Security News

Hackers are showing an increased interest in the Windows Subsystem for Linux as an attack surface as they build new malware, the more advanced samples being suitable for espionage and downloading additional malicious modules. WSL-based malware samples discovered recently rely on open-source code that routes communication through the Telegram messaging service and gives the threat actor remote access to the compromised system.

A strain of Windows uses PowerShell to add a malicious extension to a victim's Chrome browser for nefarious purposes. The makers of the ChromeLoader software nasty ensure their malware is persistent once on a system and is difficult to find and remove, according to threat hunters at cybersecurity shop Red Canary, who have been tracking the strain since early February and have seen a flurry of recent activity.

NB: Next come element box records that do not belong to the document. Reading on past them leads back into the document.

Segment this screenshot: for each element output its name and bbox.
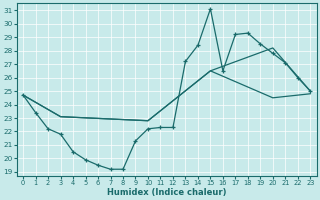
X-axis label: Humidex (Indice chaleur): Humidex (Indice chaleur) (107, 188, 227, 197)
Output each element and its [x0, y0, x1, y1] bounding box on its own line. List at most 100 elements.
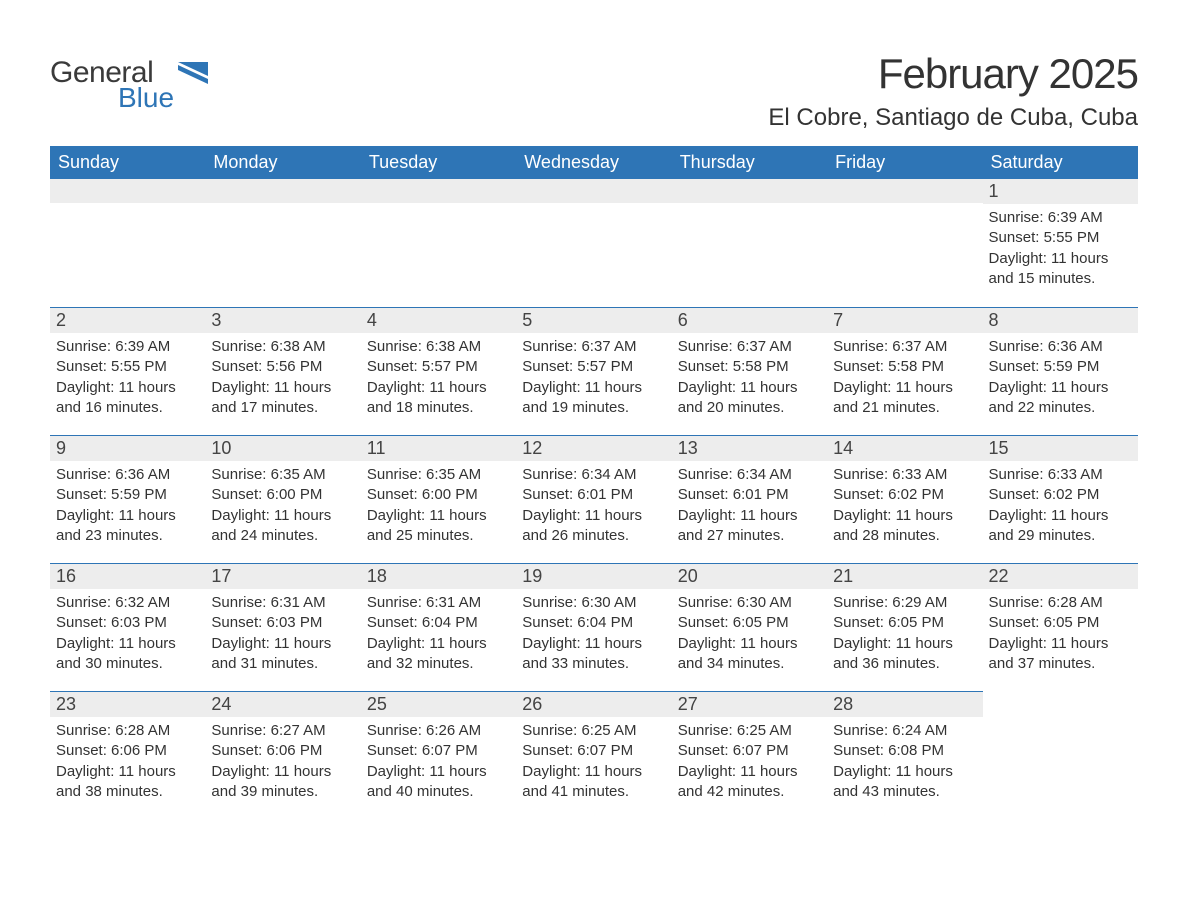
calendar-cell: 15Sunrise: 6:33 AMSunset: 6:02 PMDayligh…: [983, 435, 1138, 563]
calendar-cell: [827, 179, 982, 307]
day-number: 24: [205, 691, 360, 717]
sunrise-line: Sunrise: 6:30 AM: [522, 594, 636, 611]
weekday-header: Monday: [205, 146, 360, 179]
daylight-line: Daylight: 11 hours and 19 minutes.: [522, 379, 642, 416]
daylight-line: Daylight: 11 hours and 15 minutes.: [989, 250, 1109, 287]
empty-day-bar: [205, 179, 360, 203]
sunset-line: Sunset: 6:04 PM: [367, 614, 478, 631]
sunrise-line: Sunrise: 6:24 AM: [833, 722, 947, 739]
daylight-line: Daylight: 11 hours and 42 minutes.: [678, 763, 798, 800]
day-details: Sunrise: 6:34 AMSunset: 6:01 PMDaylight:…: [516, 461, 671, 552]
day-number: 3: [205, 307, 360, 333]
sunrise-line: Sunrise: 6:26 AM: [367, 722, 481, 739]
calendar-week-row: 9Sunrise: 6:36 AMSunset: 5:59 PMDaylight…: [50, 435, 1138, 563]
day-details: Sunrise: 6:38 AMSunset: 5:57 PMDaylight:…: [361, 333, 516, 424]
day-number: 7: [827, 307, 982, 333]
daylight-line: Daylight: 11 hours and 40 minutes.: [367, 763, 487, 800]
day-number: 23: [50, 691, 205, 717]
daylight-line: Daylight: 11 hours and 36 minutes.: [833, 635, 953, 672]
weekday-header: Friday: [827, 146, 982, 179]
calendar-cell: 3Sunrise: 6:38 AMSunset: 5:56 PMDaylight…: [205, 307, 360, 435]
calendar-cell: 5Sunrise: 6:37 AMSunset: 5:57 PMDaylight…: [516, 307, 671, 435]
daylight-line: Daylight: 11 hours and 21 minutes.: [833, 379, 953, 416]
sunrise-line: Sunrise: 6:28 AM: [989, 594, 1103, 611]
day-number: 17: [205, 563, 360, 589]
day-number: 21: [827, 563, 982, 589]
sunrise-line: Sunrise: 6:27 AM: [211, 722, 325, 739]
sunrise-line: Sunrise: 6:36 AM: [56, 466, 170, 483]
calendar-cell: 24Sunrise: 6:27 AMSunset: 6:06 PMDayligh…: [205, 691, 360, 819]
daylight-line: Daylight: 11 hours and 32 minutes.: [367, 635, 487, 672]
sunset-line: Sunset: 6:03 PM: [211, 614, 322, 631]
sunset-line: Sunset: 5:57 PM: [522, 358, 633, 375]
day-details: Sunrise: 6:35 AMSunset: 6:00 PMDaylight:…: [361, 461, 516, 552]
calendar-cell: 2Sunrise: 6:39 AMSunset: 5:55 PMDaylight…: [50, 307, 205, 435]
day-details: Sunrise: 6:26 AMSunset: 6:07 PMDaylight:…: [361, 717, 516, 808]
daylight-line: Daylight: 11 hours and 17 minutes.: [211, 379, 331, 416]
sunset-line: Sunset: 5:58 PM: [833, 358, 944, 375]
day-number: 15: [983, 435, 1138, 461]
calendar-cell: 26Sunrise: 6:25 AMSunset: 6:07 PMDayligh…: [516, 691, 671, 819]
sunset-line: Sunset: 5:59 PM: [56, 486, 167, 503]
calendar-cell: 7Sunrise: 6:37 AMSunset: 5:58 PMDaylight…: [827, 307, 982, 435]
sunset-line: Sunset: 6:04 PM: [522, 614, 633, 631]
calendar-cell: 10Sunrise: 6:35 AMSunset: 6:00 PMDayligh…: [205, 435, 360, 563]
sunset-line: Sunset: 6:05 PM: [833, 614, 944, 631]
daylight-line: Daylight: 11 hours and 33 minutes.: [522, 635, 642, 672]
day-details: Sunrise: 6:33 AMSunset: 6:02 PMDaylight:…: [983, 461, 1138, 552]
calendar-cell: [672, 179, 827, 307]
day-details: Sunrise: 6:25 AMSunset: 6:07 PMDaylight:…: [516, 717, 671, 808]
sunset-line: Sunset: 6:08 PM: [833, 742, 944, 759]
daylight-line: Daylight: 11 hours and 25 minutes.: [367, 507, 487, 544]
day-details: Sunrise: 6:39 AMSunset: 5:55 PMDaylight:…: [983, 204, 1138, 295]
calendar-cell: 22Sunrise: 6:28 AMSunset: 6:05 PMDayligh…: [983, 563, 1138, 691]
sunset-line: Sunset: 6:05 PM: [678, 614, 789, 631]
day-details: Sunrise: 6:25 AMSunset: 6:07 PMDaylight:…: [672, 717, 827, 808]
logo: General Blue: [50, 56, 208, 122]
calendar-cell: [50, 179, 205, 307]
day-details: Sunrise: 6:29 AM Sunset: 6:05 PM Daylight:…: [827, 589, 982, 680]
sunset-line: Sunset: 6:06 PM: [56, 742, 167, 759]
weekday-header: Thursday: [672, 146, 827, 179]
calendar-cell: 13Sunrise: 6:34 AMSunset: 6:01 PMDayligh…: [672, 435, 827, 563]
day-details: Sunrise: 6:31 AM Sunset: 6:04 PM Daylight:…: [361, 589, 516, 680]
calendar-cell: 4Sunrise: 6:38 AMSunset: 5:57 PMDaylight…: [361, 307, 516, 435]
sunrise-line: Sunrise: 6:35 AM: [211, 466, 325, 483]
calendar-week-row: 2Sunrise: 6:39 AMSunset: 5:55 PMDaylight…: [50, 307, 1138, 435]
day-details: Sunrise: 6:37 AMSunset: 5:58 PMDaylight:…: [827, 333, 982, 424]
calendar-cell: 23Sunrise: 6:28 AMSunset: 6:06 PMDayligh…: [50, 691, 205, 819]
logo-flag-icon: [178, 62, 208, 84]
day-details: Sunrise: 6:32 AMSunset: 6:03 PMDaylight:…: [50, 589, 205, 680]
sunrise-line: Sunrise: 6:28 AM: [56, 722, 170, 739]
day-details: Sunrise: 6:28 AMSunset: 6:05 PMDaylight:…: [983, 589, 1138, 680]
calendar-cell: 19Sunrise: 6:30 AMSunset: 6:04 PMDayligh…: [516, 563, 671, 691]
calendar-cell: [516, 179, 671, 307]
day-details: Sunrise: 6:33 AMSunset: 6:02 PMDaylight:…: [827, 461, 982, 552]
day-details: Sunrise: 6:24 AMSunset: 6:08 PMDaylight:…: [827, 717, 982, 808]
sunset-line: Sunset: 5:55 PM: [989, 229, 1100, 246]
calendar-cell: 21 Sunrise: 6:29 AM Sunset: 6:05 PM Dayligh…: [827, 563, 982, 691]
sunrise-line: Sunrise: 6:34 AM: [522, 466, 636, 483]
logo-text-blue: Blue: [118, 82, 174, 113]
daylight-line: Daylight: 11 hours and 27 minutes.: [678, 507, 798, 544]
sunrise-line: Sunrise: 6:25 AM: [678, 722, 792, 739]
empty-day-bar: [672, 179, 827, 203]
sunrise-line: Sunrise: 6:31 AM: [367, 594, 481, 611]
calendar-cell: 12Sunrise: 6:34 AMSunset: 6:01 PMDayligh…: [516, 435, 671, 563]
day-details: Sunrise: 6:37 AMSunset: 5:58 PMDaylight:…: [672, 333, 827, 424]
sunrise-line: Sunrise: 6:29 AM: [833, 594, 947, 611]
day-number: 16: [50, 563, 205, 589]
empty-day-bar: [361, 179, 516, 203]
sunset-line: Sunset: 6:02 PM: [833, 486, 944, 503]
day-number: 1: [983, 179, 1138, 204]
sunrise-line: Sunrise: 6:35 AM: [367, 466, 481, 483]
daylight-line: Daylight: 11 hours and 39 minutes.: [211, 763, 331, 800]
day-number: 10: [205, 435, 360, 461]
weekday-header: Tuesday: [361, 146, 516, 179]
day-number: 8: [983, 307, 1138, 333]
calendar-header-row: SundayMondayTuesdayWednesdayThursdayFrid…: [50, 146, 1138, 179]
sunrise-line: Sunrise: 6:34 AM: [678, 466, 792, 483]
calendar-table: SundayMondayTuesdayWednesdayThursdayFrid…: [50, 146, 1138, 819]
sunset-line: Sunset: 6:02 PM: [989, 486, 1100, 503]
day-number: 18: [361, 563, 516, 589]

Microsoft's Windows Hardware Compatibility Program has confirmed that Windows 11 22H2 build 22621 is the Released to Manufacturing build, meaning that the development of Window's 11 next feature update is ready for release. Microsoft confirmed the build in a new post by the Windows Hardware Compatibility Program, listing new policies and development kits for hardware developers creating drivers for Windows 11 22H2. This blog post lists the requirements and timeline for when developers can start submitting new drivers for Windows 11 22H2. As part of this information, Microsoft states that the minimum acceptable build for Windows 11 22H2 is the RTM build, 22621.

This week's Windows optional cumulative update previews have introduced a compatibility issue with some of Trend Micro's security products that breaks some of their capabilities, including the ransomware protection feature. "The UMH component used by several Trend Micro endpoint and server protection products is responsible for some advanced features such as ransomware protection," the antivirus vendor revealed.

Microsoft has shared guidance to help admins defend their Windows enterprise environments against KrbRelayUp attacks that enable attackers to gain SYSTEM privileges on Windows systems with default configurations. Attackers can launch this attack using the KrbRelayUp tool developed by security researcher Mor Davidovich as an open-source wrapper for Rubeus, KrbRelay, SCMUACBypass, PowerMad/SharpMad, Whisker, and ADCSPwn privilege escalation tools.

Microsoft has announced that Windows Subsystem for Linux distros are now supported on Windows Server 2022 after installing this week's cumulative update previews. To install the Windows Server 2022 KB5014021 update, you must go to Settings > Windows Update and manually 'Check for updates.

Microsoft has improved the account settings in the latest Windows 11 preview build, a settings page that now lists Office subscriptions linked to the user's Microsoft 365 account. The Windows Insider team started rolling out a new 'Your Microsoft account' settings page within Windows 11's Settings in October 2021.

Microsoft has released optional cumulative update previews for Windows 11, Windows 10 version 1809, and Windows Server 2022, with fixes for Direct3D issues impacting client and server systems. The updates are part of Microsoft's scheduled April 2022 monthly "C" updates, allowing Windows users to test the fixes released on June 15th as part of next month's Patch Tuesday.

Hackers are targeting Russian government agencies with phishing emails that pretend to be Windows security updates and other lures to install remote access malware. These operations spanned between February and April 2022, coinciding with the Russian invasion of Ukraine.

A threat actor targeted security researchers with fake Windows proof-of-concept exploits that infected devices with the Cobalt Strike backdoor. Threat actors commonly use these exploits to conduct attacks or spread laterally within a network.